Da qui poi non si può non giungere fino al rifugio Premuda, storico punto di riferimento per tutti gli amanti della val Rosandra. Egle e David gestiscono questo luogo incantato da ormai 26 anni. «All’inizio non è stato facile entrare all'interno della comunità - afferma Egle -, anche se poi con il passare del tempo le cose sono migliorate notevolmente». Per i gestori l'importante è riuscire a collaborare con le diverse realtà del territorio. «Non avendo posto dove ospitare, indirizziamo verso i diversi affittacamere della zona i tanti turisti che vogliono passare la notte qui in valle». Qualche tempo fa è passato anche Nek dal rifugio. «Vederlo magnar pasta e fasoi xe 'sta 'sai cocolo», scherza così Egle.
Da Bagnoli poi questo primo giorno di viaggio nei paesi si conclude a San Dorligo, nell'atmosfera della Trattoria sociale, che per tutti è da Niko. «Pensa che ho clienti che vengono qui ogni giorno da quando abbiamo aperto», racconta il gestore. Vicino a lui, dall'altra parte del bancone un avventore ricorda che «i calamari che fa lui xe mondiali». Sono cartoline di mondi distanti dalla città, eppure così autentici nella loro semplicità.

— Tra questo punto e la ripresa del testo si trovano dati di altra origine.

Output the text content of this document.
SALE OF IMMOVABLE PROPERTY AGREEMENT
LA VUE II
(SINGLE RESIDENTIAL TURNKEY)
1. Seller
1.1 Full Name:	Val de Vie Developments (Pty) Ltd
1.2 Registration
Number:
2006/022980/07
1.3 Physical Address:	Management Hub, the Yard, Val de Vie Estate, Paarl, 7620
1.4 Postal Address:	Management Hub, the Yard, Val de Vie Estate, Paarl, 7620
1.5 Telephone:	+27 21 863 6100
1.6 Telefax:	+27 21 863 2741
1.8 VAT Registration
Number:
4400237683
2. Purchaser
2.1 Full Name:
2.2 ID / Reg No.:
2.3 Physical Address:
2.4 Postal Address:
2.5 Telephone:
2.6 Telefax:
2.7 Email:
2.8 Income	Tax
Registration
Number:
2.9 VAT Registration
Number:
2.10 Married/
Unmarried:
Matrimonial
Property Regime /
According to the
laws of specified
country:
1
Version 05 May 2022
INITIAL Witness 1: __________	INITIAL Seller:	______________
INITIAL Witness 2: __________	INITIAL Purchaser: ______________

Una cintura che avrà pure molti problemi - l’odore maleodorante dell’oleodotto, lo sfregio della val Rosandra di qualche anno fa, alcune difficoltà ad aprirsi a chi viene da fuori - ma che alla fine rappresenta bene ciò che sopravvive attorno a Trieste.
Il cimitero poi si apre immediatamente dopo aver visto uno spazio per la raccolta dei vestiti, di quelli che i triestini normalmente identificano con la Caritas. È gestito - da “etichetta” - dalla Cooperativa La Quercia ed è completamente abbandonato a se stesso, la maniglia che dovrebbe tramutare lo spreco in necessità, sembra non accogliere una disinteressata generosità. La finestra di tempo da dedicare al campo santo è doverosa; qui si possono capire le origini, le radici, alcune identità - e l'abuso alla quale questa parola è continuamente sottoposta in periodi di transizione, come solo le crisi sanno manifestare. Chiudersi la porta alle spalle non serve. Questi luoghi continueranno a dare il dobro jutro - non il buongiorno - e saranno spesso voce critica, a volte insolente, eppure così rigorosa, nella quotidianità slovena ai margini della città.